Several customers of DBS Bank have not been able to log into or access the Singapore bank’s online and mobile services since Tuesday morning. The service disruption remains unresolved, with few details from DBS on what it is doing behind the scenes to address the issue.
Instead, the bank posted the same message Tuesday afternoon on its Twitter and Facebook profiles as well as website: “Some of our customers are facing intermittent slowness when accessing our banking services, and we are currently working to resolve this. We apologise for the inconvenience caused during this time, and please try again later.”
Its customers took issue with the statement, with several saying there was nothing “intermittent” or “slow” about the disruption when they were not able to access their account at all. Others noted the service outage began as early as 8.30 in the morning and had continued into the night.

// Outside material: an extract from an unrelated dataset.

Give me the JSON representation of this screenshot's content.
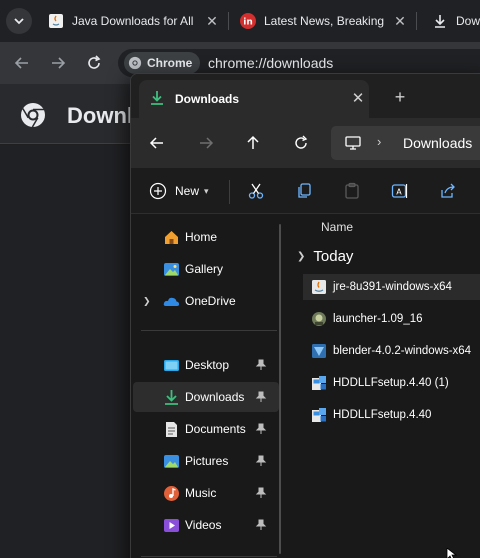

At the time this article was published, the issue remained unresolved.
“There is no ‘intermittent’ slowness. The whole banking service is down. Now it keeps giving ‘expired’ session msg when I clearly have responded quickly to the authentication. This is ridiculous. it’s been down for hours,” one customer posted on the bank’s Facebook page.
Another noted that while they were able to log into their account, the balance on their account was inaccurate. They added that a service agent handling DBS’ customer hotline attributed the source to the bank’s app, which was “having problem”.
According to DBS’ website, a scheduled maintenance was carried out on its mobile platform early this morning, between 1am and 4am, during which “login and access to digital services may be intermittently unavailable”.
ZDNet asked the bank if this had caused the service outage and whether there was a cybersecurity incident. ZDNet also asked if its IT team was checking external systems, such as those operated by the bank’s third-party suppliers.
A DBS spokesperson did not address any of the questions, pointing instead to a statement the bank issued later in the evening.
“Some of our customers are facing intermittent slowness when accessing our banking services, and we are currently working to resolve this. Customers who need to make fund transfers can do so via our DBS PayLah app. We apologise for the inconvenience caused, and seek your patience during this time. We will provide an update once services are fully restored.”
This statement was later updated at around 10pm, with DBS saying it would be suspending some of its services as part of efforts to resolve the issue.
“Many of our customers have been unable to access our digital banking services today. The inability to access an essential service over such an extended period of time is unacceptable and we deeply regret the inconvenience caused. We are doing our best to resolve the situation and as part of our recovery efforts, we will take some services temporarily offline. This means that DBS PayLah, digibank, and 3D e-comm transactions will be unavailable today, from 10pm to 11pm (SGT). We apologise for the inconvenience caused and will update once services are restored.”
Singapore last December issued four digital bank licences to Alibaba’s Ant Group, joint bidders Singtel and Grab, and internet services company Sea. They are expected to begin operations from early-2022.
The consortium comprising Grab and Singtel as well as Sea were issued digital full bank licences. Ant and another consortium comprising Greenland Financial Holdings, Linklogis Hong Kong, and Beijing Co-operative Equity Investment Fund Management were awarded digital wholesale bank licences.
DBS then had issued a brief statement welcoming its new competitors. Noting that digital banking was “already a reality”, it said its “strong capital position” and physical capabilities would serve well alongside its digital offerings to differentiate the bank’s services in the market.